En todo caso, mi recuerdo consiste en recordar las palabras de quien -no siendo su marido- tuvo el privilegio que nunca alcancé. “No puedes quejarte. No solo has ganado por cuidar al ganado, sino también por cuidar a la dueña”. Enrojeció y su risa se congeló, en una mezcla de júbilo y de espanto. Desarmado, puesto en evidencia, Arnaucho, habló, por fin; mientras el “Expreso Ambar” daba saltos.

“Un día fuimos a la punta a ver las reses. Después de juntarlos, chacchamos, comimos naranjas y después el fiambre. Estábamos solos y hacía meses que El Loco no volvía. `Está rica tu comida` le dije por ver. `Eso que no has probado lo mejor`, me contesto ella. Entonces hicimos una apuesta para ver quien recogía más leña. Si yo perdía, perdería mi paga de un mes. Ella se fue con su manta, yo con mi soguita. A la hora, exacto, me presenté con mi carga; ella, en cambio, ni aparecía. Al rato asomó, cansada y con muy poca leña. `Te gane`, le dije. `Si, me has ganado. Ahora ven por tu premio`. Lo que ella no sabía era que desde hacia un mes tenia en una cueva la leña guardada.”

“EU CHI QUERO, EU CHI AMO”



He olvidado los pormenores del viaje, no su final. Pues, a diferencia de otras veces -luego de recorrer 14 km y descender 1500 m- precedidos por dos burros y un par de carneros, a pesar de la oscuridad, entramos al pueblo al compas melodioso de una banda de viento. Era día de fiesta.

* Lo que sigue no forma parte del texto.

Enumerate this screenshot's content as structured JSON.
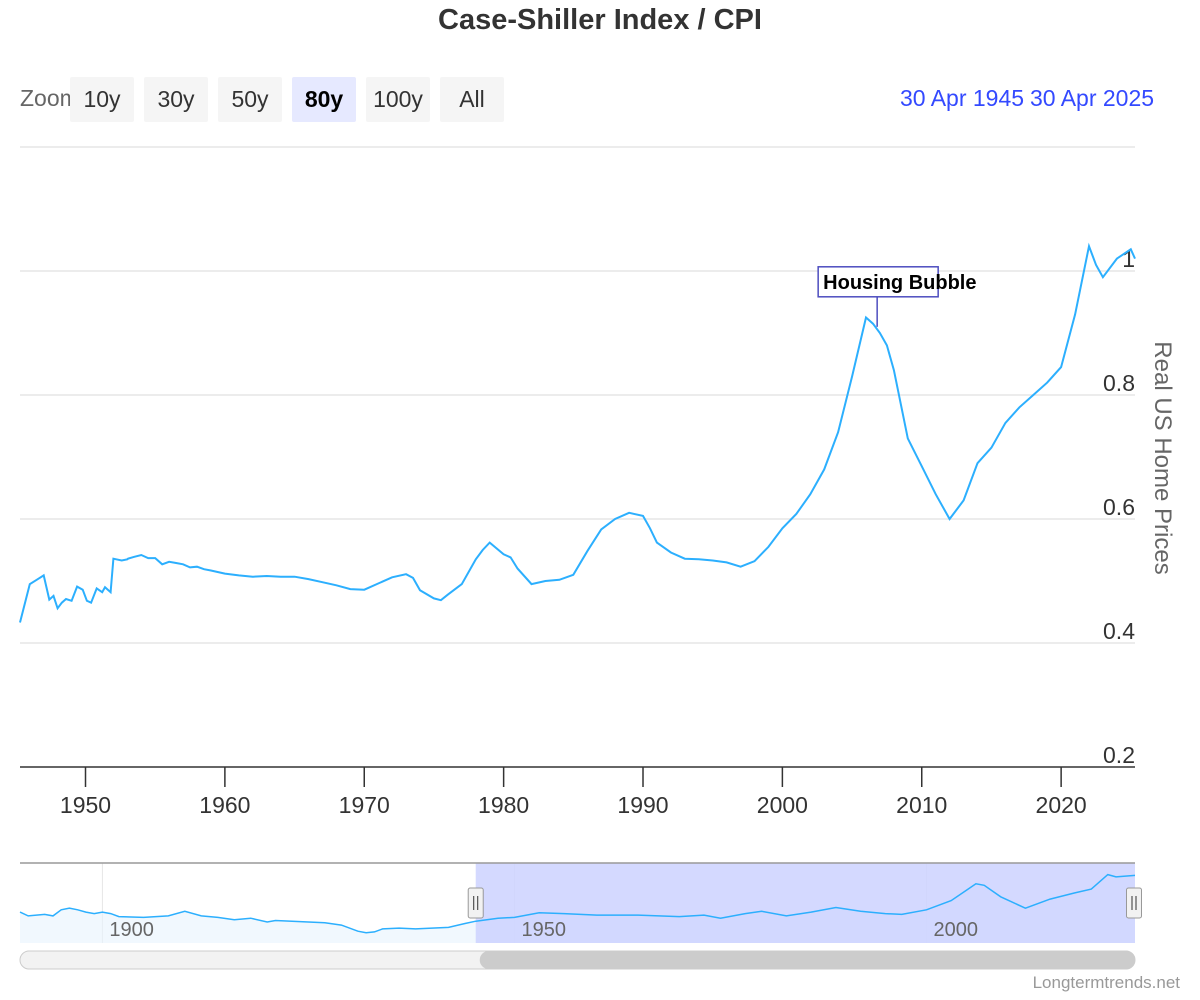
{
  "title": "Case-Shiller Index / CPI",
  "range_selector": {
    "zoom_label": "Zoom",
    "buttons": [
      "10y",
      "30y",
      "50y",
      "80y",
      "100y",
      "All"
    ],
    "active": "80y",
    "from_date": "30 Apr 1945",
    "to_date": "30 Apr 2025"
  },
  "credit": "Longtermtrends.net",
  "colors": {
    "line": "#2caffe",
    "annotation": "#4d4dbf",
    "active_button": "#e6e9ff",
    "navigator_mask": "#ccd2ff",
    "range_text": "#3349ff"
  },
  "chart_data": {
    "type": "line",
    "title": "Case-Shiller Index / CPI",
    "ylabel": "Real US Home Prices",
    "xlim": [
      1945.3,
      2025.3
    ],
    "ylim": [
      0.2,
      1.2
    ],
    "yticks": [
      0.2,
      0.4,
      0.6,
      0.8,
      1
    ],
    "ytick_labels": [
      "0.2",
      "0.4",
      "0.6",
      "0.8",
      "1"
    ],
    "xticks": [
      1950,
      1960,
      1970,
      1980,
      1990,
      2000,
      2010,
      2020
    ],
    "xtick_labels": [
      "1950",
      "1960",
      "1970",
      "1980",
      "1990",
      "2000",
      "2010",
      "2020"
    ],
    "y_axis_side": "right",
    "grid": true,
    "annotations": [
      {
        "text": "Housing Bubble",
        "x": 2006.8,
        "y": 0.91
      }
    ],
    "series": [
      {
        "x": [
          1945.3,
          1946,
          1946.5,
          1947,
          1947.4,
          1947.7,
          1948,
          1948.3,
          1948.6,
          1949,
          1949.4,
          1949.8,
          1950.1,
          1950.4,
          1950.8,
          1951.2,
          1951.4,
          1951.8,
          1952,
          1952.2,
          1952.6,
          1953,
          1953.05,
          1953.5,
          1954,
          1954.5,
          1955,
          1955.5,
          1956,
          1956.5,
          1957,
          1957.5,
          1958,
          1958.5,
          1959,
          1960,
          1961,
          1962,
          1963,
          1964,
          1965,
          1966,
          1967,
          1968,
          1969,
          1970,
          1971,
          1972,
          1973,
          1973.5,
          1974,
          1975,
          1975.5,
          1976,
          1977,
          1978,
          1978.5,
          1979,
          1980,
          1980.5,
          1981,
          1982,
          1983,
          1984,
          1985,
          1986,
          1987,
          1988,
          1989,
          1990,
          1990.5,
          1991,
          1992,
          1993,
          1994,
          1995,
          1996,
          1997,
          1998,
          1999,
          2000,
          2001,
          2002,
          2003,
          2004,
          2005,
          2006,
          2006.5,
          2007,
          2007.5,
          2008,
          2009,
          2010,
          2011,
          2012,
          2013,
          2014,
          2015,
          2016,
          2017,
          2018,
          2019,
          2020,
          2021,
          2022,
          2022.5,
          2023,
          2024,
          2025,
          2025.3
        ],
        "y": [
          0.433,
          0.495,
          0.502,
          0.509,
          0.47,
          0.476,
          0.456,
          0.465,
          0.471,
          0.468,
          0.491,
          0.486,
          0.468,
          0.465,
          0.488,
          0.482,
          0.49,
          0.482,
          0.536,
          0.535,
          0.533,
          0.535,
          0.536,
          0.539,
          0.542,
          0.537,
          0.537,
          0.527,
          0.531,
          0.529,
          0.527,
          0.522,
          0.523,
          0.519,
          0.517,
          0.512,
          0.509,
          0.507,
          0.508,
          0.507,
          0.507,
          0.503,
          0.498,
          0.493,
          0.487,
          0.486,
          0.496,
          0.506,
          0.511,
          0.505,
          0.485,
          0.472,
          0.469,
          0.478,
          0.495,
          0.535,
          0.55,
          0.562,
          0.543,
          0.538,
          0.52,
          0.495,
          0.5,
          0.502,
          0.51,
          0.548,
          0.583,
          0.6,
          0.61,
          0.605,
          0.585,
          0.562,
          0.546,
          0.536,
          0.535,
          0.533,
          0.53,
          0.523,
          0.532,
          0.555,
          0.585,
          0.608,
          0.64,
          0.68,
          0.74,
          0.83,
          0.925,
          0.915,
          0.9,
          0.88,
          0.84,
          0.73,
          0.685,
          0.64,
          0.6,
          0.63,
          0.69,
          0.715,
          0.755,
          0.78,
          0.8,
          0.82,
          0.845,
          0.93,
          1.04,
          1.01,
          0.99,
          1.02,
          1.035,
          1.02
        ]
      }
    ]
  },
  "navigator": {
    "xlim": [
      1890,
      2025.3
    ],
    "tick_labels": [
      "1900",
      "1950",
      "2000"
    ],
    "tick_values": [
      1900,
      1950,
      2000
    ],
    "selection": [
      1945.3,
      2025.3
    ],
    "series_x": [
      1890,
      1891,
      1893,
      1894,
      1895,
      1896,
      1897,
      1898,
      1899,
      1900,
      1901,
      1902,
      1905,
      1908,
      1910,
      1912,
      1914,
      1916,
      1918,
      1920,
      1921,
      1923,
      1925,
      1927,
      1929,
      1931,
      1932,
      1933,
      1934,
      1936,
      1938,
      1940,
      1942,
      1944,
      1945.3,
      1948,
      1950,
      1953,
      1956,
      1960,
      1965,
      1970,
      1973,
      1975,
      1978,
      1980,
      1983,
      1986,
      1989,
      1992,
      1995,
      1997,
      2000,
      2003,
      2006,
      2007,
      2009,
      2012,
      2015,
      2018,
      2020,
      2022,
      2023,
      2025.3
    ],
    "series_y": [
      0.55,
      0.5,
      0.52,
      0.5,
      0.58,
      0.6,
      0.58,
      0.55,
      0.53,
      0.55,
      0.53,
      0.49,
      0.48,
      0.5,
      0.56,
      0.5,
      0.48,
      0.45,
      0.47,
      0.42,
      0.44,
      0.43,
      0.42,
      0.41,
      0.38,
      0.3,
      0.28,
      0.29,
      0.33,
      0.34,
      0.33,
      0.34,
      0.35,
      0.4,
      0.43,
      0.47,
      0.48,
      0.54,
      0.53,
      0.51,
      0.51,
      0.49,
      0.51,
      0.47,
      0.53,
      0.56,
      0.5,
      0.55,
      0.61,
      0.56,
      0.53,
      0.52,
      0.58,
      0.7,
      0.92,
      0.9,
      0.75,
      0.6,
      0.72,
      0.8,
      0.85,
      1.04,
      1.01,
      1.03
    ]
  }
}
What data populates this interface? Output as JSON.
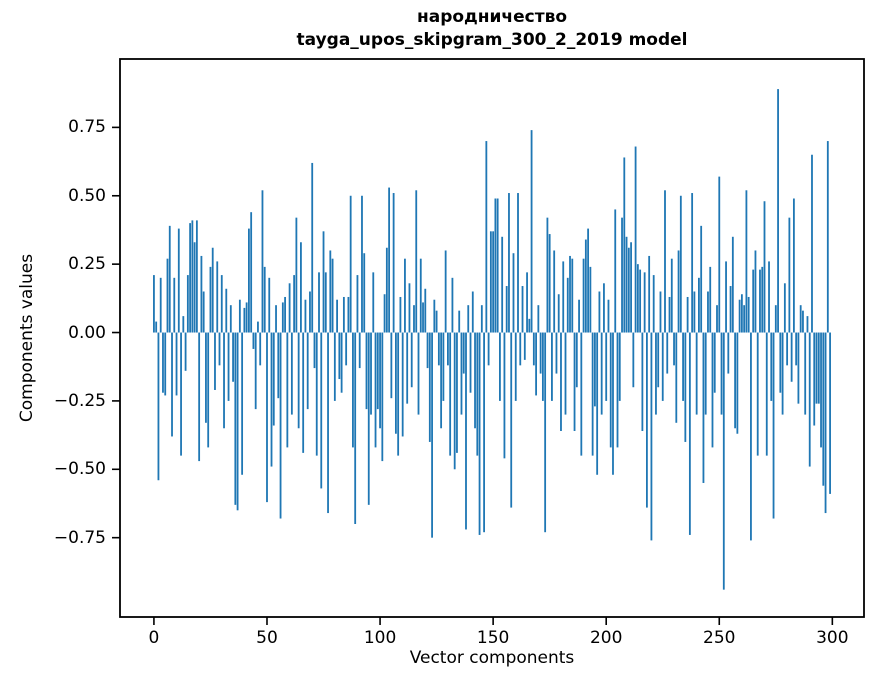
{
  "title": {
    "line1": "народничество",
    "line2": "tayga_upos_skipgram_300_2_2019 model"
  },
  "chart_data": {
    "type": "bar",
    "title": "народничество — tayga_upos_skipgram_300_2_2019 model",
    "xlabel": "Vector components",
    "ylabel": "Components values",
    "legend": null,
    "grid": false,
    "bar_color": "#1f77b4",
    "spine_color": "#000000",
    "n_components": 300,
    "xlim": [
      -15,
      314
    ],
    "ylim": [
      -1.04,
      1.0
    ],
    "x_ticks": [
      {
        "v": 0,
        "label": "0"
      },
      {
        "v": 50,
        "label": "50"
      },
      {
        "v": 100,
        "label": "100"
      },
      {
        "v": 150,
        "label": "150"
      },
      {
        "v": 200,
        "label": "200"
      },
      {
        "v": 250,
        "label": "250"
      },
      {
        "v": 300,
        "label": "300"
      }
    ],
    "y_ticks": [
      {
        "v": 0.75,
        "label": "0.75"
      },
      {
        "v": 0.5,
        "label": "0.50"
      },
      {
        "v": 0.25,
        "label": "0.25"
      },
      {
        "v": 0.0,
        "label": "0.00"
      },
      {
        "v": -0.25,
        "label": "−0.25"
      },
      {
        "v": -0.5,
        "label": "−0.50"
      },
      {
        "v": -0.75,
        "label": "−0.75"
      }
    ],
    "values": [
      0.21,
      0.04,
      -0.54,
      0.2,
      -0.22,
      -0.23,
      0.27,
      0.39,
      -0.38,
      0.2,
      -0.23,
      0.38,
      -0.45,
      0.06,
      -0.14,
      0.21,
      0.4,
      0.41,
      0.33,
      0.41,
      -0.47,
      0.28,
      0.15,
      -0.33,
      -0.42,
      0.24,
      0.31,
      -0.21,
      0.26,
      -0.12,
      0.21,
      -0.35,
      0.16,
      -0.25,
      0.1,
      -0.18,
      -0.63,
      -0.65,
      0.12,
      -0.52,
      0.09,
      0.11,
      0.38,
      0.44,
      -0.06,
      -0.28,
      0.04,
      -0.12,
      0.52,
      0.24,
      -0.62,
      0.2,
      -0.49,
      -0.34,
      0.1,
      -0.24,
      -0.68,
      0.11,
      0.13,
      -0.42,
      0.18,
      -0.3,
      0.21,
      0.42,
      -0.35,
      0.33,
      -0.44,
      0.12,
      -0.28,
      0.15,
      0.62,
      -0.13,
      -0.45,
      0.22,
      -0.57,
      0.37,
      0.22,
      -0.66,
      0.3,
      0.27,
      -0.25,
      0.12,
      -0.17,
      -0.22,
      0.13,
      -0.12,
      0.13,
      0.5,
      -0.42,
      -0.7,
      0.21,
      -0.13,
      0.5,
      0.29,
      -0.28,
      -0.63,
      -0.3,
      0.22,
      -0.42,
      -0.28,
      -0.35,
      -0.47,
      0.14,
      0.31,
      0.53,
      -0.24,
      0.51,
      -0.37,
      -0.45,
      0.13,
      -0.38,
      0.27,
      -0.26,
      0.18,
      -0.2,
      0.1,
      0.52,
      -0.3,
      0.27,
      0.11,
      0.16,
      -0.13,
      -0.4,
      -0.75,
      0.12,
      0.08,
      -0.12,
      -0.35,
      -0.25,
      0.3,
      -0.12,
      -0.45,
      0.2,
      -0.5,
      -0.44,
      0.08,
      -0.3,
      -0.15,
      -0.72,
      0.1,
      -0.22,
      0.15,
      -0.35,
      -0.45,
      -0.74,
      0.1,
      -0.73,
      0.7,
      -0.12,
      0.37,
      0.37,
      0.49,
      0.49,
      -0.25,
      0.35,
      -0.46,
      0.17,
      0.51,
      -0.64,
      0.29,
      -0.25,
      0.51,
      -0.12,
      0.17,
      -0.1,
      0.22,
      0.05,
      0.74,
      -0.12,
      -0.23,
      0.1,
      -0.15,
      -0.25,
      -0.73,
      0.42,
      0.36,
      -0.25,
      0.3,
      -0.15,
      0.14,
      -0.36,
      0.26,
      -0.3,
      0.2,
      0.28,
      0.27,
      -0.36,
      -0.2,
      0.12,
      -0.45,
      0.27,
      0.34,
      0.38,
      0.24,
      -0.45,
      -0.27,
      -0.52,
      0.15,
      -0.3,
      0.18,
      -0.25,
      0.12,
      -0.42,
      -0.52,
      0.45,
      -0.42,
      -0.25,
      0.42,
      0.64,
      0.35,
      0.31,
      0.33,
      -0.2,
      0.68,
      0.25,
      0.23,
      -0.36,
      0.22,
      -0.64,
      0.28,
      -0.76,
      0.21,
      -0.3,
      -0.2,
      0.15,
      -0.25,
      0.52,
      -0.15,
      0.13,
      0.27,
      -0.12,
      -0.33,
      0.3,
      0.5,
      -0.25,
      -0.4,
      0.13,
      -0.74,
      0.51,
      0.15,
      -0.3,
      0.2,
      0.39,
      -0.55,
      -0.3,
      0.15,
      0.24,
      -0.42,
      -0.22,
      0.1,
      0.57,
      -0.3,
      -0.94,
      0.26,
      -0.15,
      0.17,
      0.35,
      -0.35,
      -0.37,
      0.12,
      0.14,
      0.1,
      0.52,
      0.13,
      -0.76,
      0.23,
      0.3,
      -0.45,
      0.23,
      0.24,
      0.48,
      -0.45,
      0.26,
      -0.25,
      -0.68,
      0.1,
      0.89,
      -0.22,
      -0.3,
      0.18,
      -0.12,
      0.42,
      -0.18,
      0.49,
      -0.12,
      -0.26,
      0.1,
      0.08,
      -0.3,
      0.06,
      -0.49,
      0.65,
      -0.34,
      -0.26,
      -0.26,
      -0.42,
      -0.56,
      -0.66,
      0.7,
      -0.59
    ]
  }
}
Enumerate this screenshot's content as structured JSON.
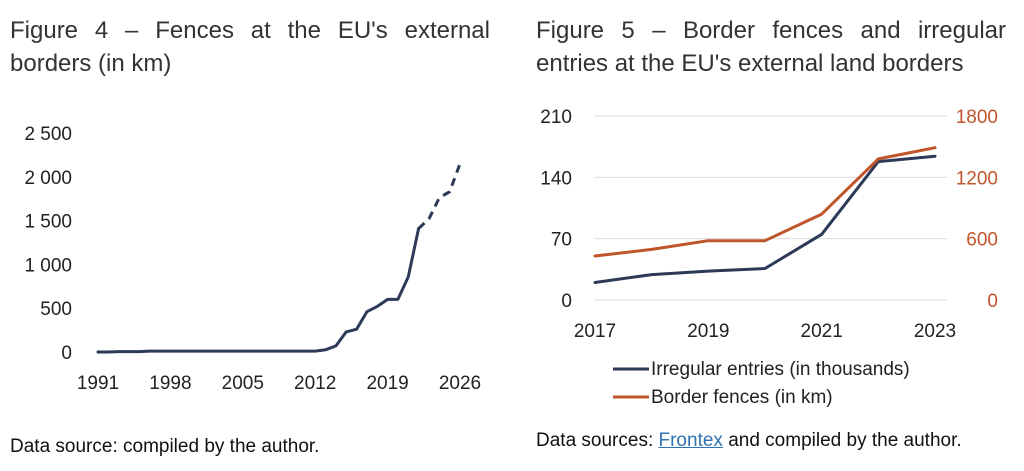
{
  "figure4": {
    "title": "Figure 4 – Fences at the EU's external borders (in km)",
    "source": "Data source: compiled by the author.",
    "chart_data": {
      "type": "line",
      "title": "Figure 4 – Fences at the EU's external borders (in km)",
      "xlabel": "",
      "ylabel": "",
      "xlim": [
        1991,
        2026
      ],
      "ylim": [
        0,
        2500
      ],
      "x_ticks": [
        "1991",
        "1998",
        "2005",
        "2012",
        "2019",
        "2026"
      ],
      "y_ticks": [
        "0",
        "500",
        "1 000",
        "1 500",
        "2 000",
        "2 500"
      ],
      "y_tick_values": [
        0,
        500,
        1000,
        1500,
        2000,
        2500
      ],
      "grid": false,
      "line_color": "#2c3a57",
      "series": [
        {
          "style": "solid",
          "points": [
            [
              1991,
              0
            ],
            [
              1992,
              0
            ],
            [
              1993,
              5
            ],
            [
              1994,
              5
            ],
            [
              1995,
              5
            ],
            [
              1996,
              10
            ],
            [
              1997,
              10
            ],
            [
              1998,
              10
            ],
            [
              1999,
              10
            ],
            [
              2000,
              10
            ],
            [
              2001,
              10
            ],
            [
              2002,
              10
            ],
            [
              2003,
              10
            ],
            [
              2004,
              10
            ],
            [
              2005,
              10
            ],
            [
              2006,
              10
            ],
            [
              2007,
              10
            ],
            [
              2008,
              10
            ],
            [
              2009,
              10
            ],
            [
              2010,
              10
            ],
            [
              2011,
              10
            ],
            [
              2012,
              10
            ],
            [
              2013,
              25
            ],
            [
              2014,
              70
            ],
            [
              2015,
              230
            ],
            [
              2016,
              260
            ],
            [
              2017,
              460
            ],
            [
              2018,
              520
            ],
            [
              2019,
              600
            ],
            [
              2020,
              600
            ],
            [
              2021,
              860
            ],
            [
              2022,
              1410
            ]
          ]
        },
        {
          "style": "dashed",
          "points": [
            [
              2022,
              1410
            ],
            [
              2023,
              1520
            ],
            [
              2024,
              1760
            ],
            [
              2025,
              1830
            ],
            [
              2026,
              2150
            ]
          ]
        }
      ]
    }
  },
  "figure5": {
    "title": "Figure 5 – Border fences and irregular entries at the EU's external land borders",
    "source_prefix": "Data sources: ",
    "source_link": "Frontex",
    "source_suffix": " and compiled by the author.",
    "chart_data": {
      "type": "line",
      "title": "Figure 5 – Border fences and irregular entries at the EU's external land borders",
      "x_ticks": [
        "2017",
        "2019",
        "2021",
        "2023"
      ],
      "xlim": [
        2017,
        2023
      ],
      "y_left": {
        "ticks": [
          "0",
          "70",
          "140",
          "210"
        ],
        "tick_values": [
          0,
          70,
          140,
          210
        ],
        "ylim": [
          0,
          210
        ],
        "color": "#222222"
      },
      "y_right": {
        "ticks": [
          "0",
          "600",
          "1200",
          "1800"
        ],
        "tick_values": [
          0,
          600,
          1200,
          1800
        ],
        "ylim": [
          0,
          1800
        ],
        "color": "#c0552b"
      },
      "grid": true,
      "legend_position": "bottom",
      "x": [
        2017,
        2018,
        2019,
        2020,
        2021,
        2022,
        2023
      ],
      "series": [
        {
          "name": "Irregular entries (in thousands)",
          "axis": "left",
          "color": "#2c3a57",
          "values": [
            20,
            29,
            33,
            36,
            75,
            158,
            164
          ]
        },
        {
          "name": "Border fences (in km)",
          "axis": "right",
          "color": "#c0552b",
          "values": [
            430,
            495,
            580,
            580,
            840,
            1380,
            1490
          ]
        }
      ]
    }
  }
}
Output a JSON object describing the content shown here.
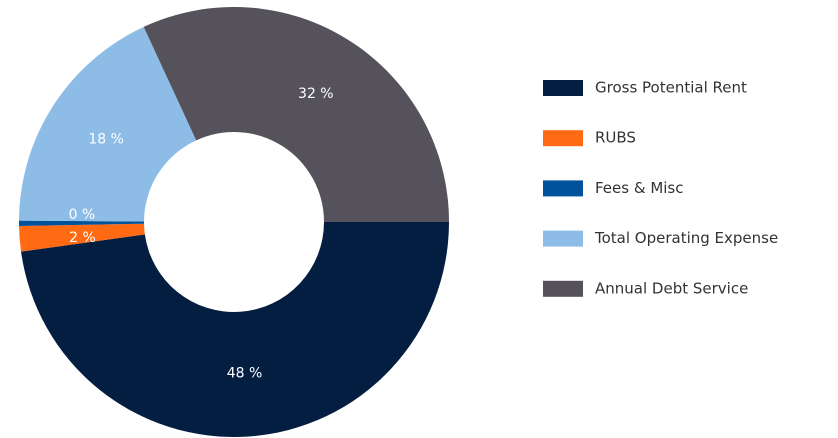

No obstante, agotada por las horas de viaje mi madre prefirió dormir de inmediato. Pensé hacer lo mismo. Pero a pesar de la molestia en la rodilla, pudo más la curiosidad.


Contra mis intenciones, regresé de madrugada. Volví eufórico, diciendo a mi madre que me había curado bailando con una chica. “Cuento para no dormir”, dijo ella. Pero en cierto modo, así fue; cuando la vi parada en el centro de la plaza, chatita y modosita, la mire con atención, y cuando la banda se alejó de la plaza, la seguí con inexorable tentación.


Cinco días después, no habiendo manera de olvidarla, la busqué. Entonces descubrí que también ella me estaba esperando. Por eso, nunca olvidaré la noche inolvidable (inolvidable no tanto por tratarse del día de mi cumpleaños) si en cambio por lo que me dijo al despertar, luego de sonreír y juntar sus labios a los míos: “Y, ¿te gustó tu regalo?”

UNA FLOR PARA MARGARITA


“Y yo me la llevé al río, / pensando que era mozuela, / pero tenía marido”. La esperé con una flor en la mano. Al verme, ruboroso y florido, me beso enternecida. Sin embargo, no la lleve al río sino a Huaral. Durante el viaje nos besamos con desesperación. Al llegar, en busca de un lugar propicio para nuestra hambre de amor, vino a su memoria el recuerdo de un lugar al que había llegado siendo escolar: la casona de la hacienda Huando.


Con una botella de vino y muchas ganas de amarnos recalamos entonces sobre un tronco, rodeado de coposos árboles. Allí bebimos y allí nos besamos, durante horas. Fascinado de verla, y tenerla, me veo hacer algo que nunca hice ni volveré a hacer: antes de cada brindis acerco la copa hasta topar la tela que vela su deseado surquito para enseguida beber.

Al terminar el vino, abandonamos nuestro bosque de besos y nos fuimos, como no podía ser de otra manera, en busca de un lugar propicio para seguir besándonos; pero esta vez, con el cuerpo entero. Con todo, a decir verdad, nos urgía no menos que el deseo el sueño. Por eso mismo, acaso, al despertar nada pudo conmocionarme tanto como verla junto a mí, dormida y desnuda; y más allá, ausente de su cuerpo e inservible para las circunstancias, un arrugado y pequeño calzoncito celeste.

Disfruté de aquel sosiego contemplativo tanto como del denuedo previo que lo produjo. Por eso, antes de partir -para no irnos del todo- colocamos la rosa sobre la mesa. Y así nos fuimos: sin rosa ni olvido.